1. Coding for data

About this textbook

This is the textbook for a course teaching data science - coding for data.

We go into some detail about what we mean by “Data science” in the next section, but here is the one-line summary:

Data science is an approach to data analysis with a foundation in code and algorithms.

The textbook aims to teach you this approach.

We designed the textbook so you can learn from it without doing the course. If you read this textbook carefully, and do the exercises, you will have a solid foundation for learning more about data science.

The background you need

You do not need any previous experience in programming to use this book. We aim to teach you the programming you need as we go.

The book deliberately uses very little formal mathematics. Instead, we show how the procedures work with code. We hope you agree that this can be much easier to understand, especially for those without much background in mathematics.

A summary of the book

We start by asking some questions about the real world that force us to think about the effects of chance. Then we use some simple code to ask the computer to simulate the effects of chance. We find that this allows us to draw important conclusions about events in the real world.

We continue with this approach throughout the textbook. First we look at some data from the real world, then we think about the procedures we would need to draw conclusions from these data. Next we go through the code that you need, and then we implement the procedures in code, and draw our conclusions.

By the end of the course, we have covered simulation of the real world using random numbers, drawing conclusions about differences between groups using random permutation, looking for straight line relationships using regression, and predicting categories of things using classification with machine learning.

Based on the Berkeley textbook

This textbook draws heavily on the excellent Computational and Inferential Thinking textbook for the data science course at the University of California Berkeley: The foundations of data science. Many thanks to the main authors Ani Adhikari and John DeNero, as well as David Wagner, who wrote the beautiful chapter on machine learning and classification.

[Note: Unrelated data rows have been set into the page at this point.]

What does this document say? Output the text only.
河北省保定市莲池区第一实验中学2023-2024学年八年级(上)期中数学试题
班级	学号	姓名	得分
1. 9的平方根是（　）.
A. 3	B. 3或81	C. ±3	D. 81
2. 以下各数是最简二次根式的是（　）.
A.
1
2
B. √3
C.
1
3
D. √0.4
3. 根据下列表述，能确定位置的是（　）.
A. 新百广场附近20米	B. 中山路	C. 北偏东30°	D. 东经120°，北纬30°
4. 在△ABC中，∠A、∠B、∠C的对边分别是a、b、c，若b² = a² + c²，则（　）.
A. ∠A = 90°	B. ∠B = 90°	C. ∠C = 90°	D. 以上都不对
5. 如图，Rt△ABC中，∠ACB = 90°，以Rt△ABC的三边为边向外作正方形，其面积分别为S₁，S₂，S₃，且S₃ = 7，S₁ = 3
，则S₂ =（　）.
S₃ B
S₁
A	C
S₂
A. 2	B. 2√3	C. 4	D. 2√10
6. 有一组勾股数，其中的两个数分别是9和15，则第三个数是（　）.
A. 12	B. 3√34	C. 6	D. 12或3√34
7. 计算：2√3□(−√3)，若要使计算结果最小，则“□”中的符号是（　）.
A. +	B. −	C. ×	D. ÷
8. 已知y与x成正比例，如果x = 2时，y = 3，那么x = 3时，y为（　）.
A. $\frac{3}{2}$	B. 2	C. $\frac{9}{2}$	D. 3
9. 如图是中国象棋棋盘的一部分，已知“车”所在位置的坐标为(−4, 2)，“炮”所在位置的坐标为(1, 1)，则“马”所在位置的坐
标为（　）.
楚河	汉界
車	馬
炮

Many sections are interactive

You can interact with many of the sections in this textbook, with the “Interact” button at the top of the page. This will take you to a free online service that allows you to execute the code in the section, to generate the tables and figures. We encourage you to play with these interactive sections, by changing the code and running it. These sections also have a “Download notebook” button. If you click on this button, you will get a copy of the interactive document on your own computer, in the form of a Jupyter notebook. See the tools page for the free software you will need.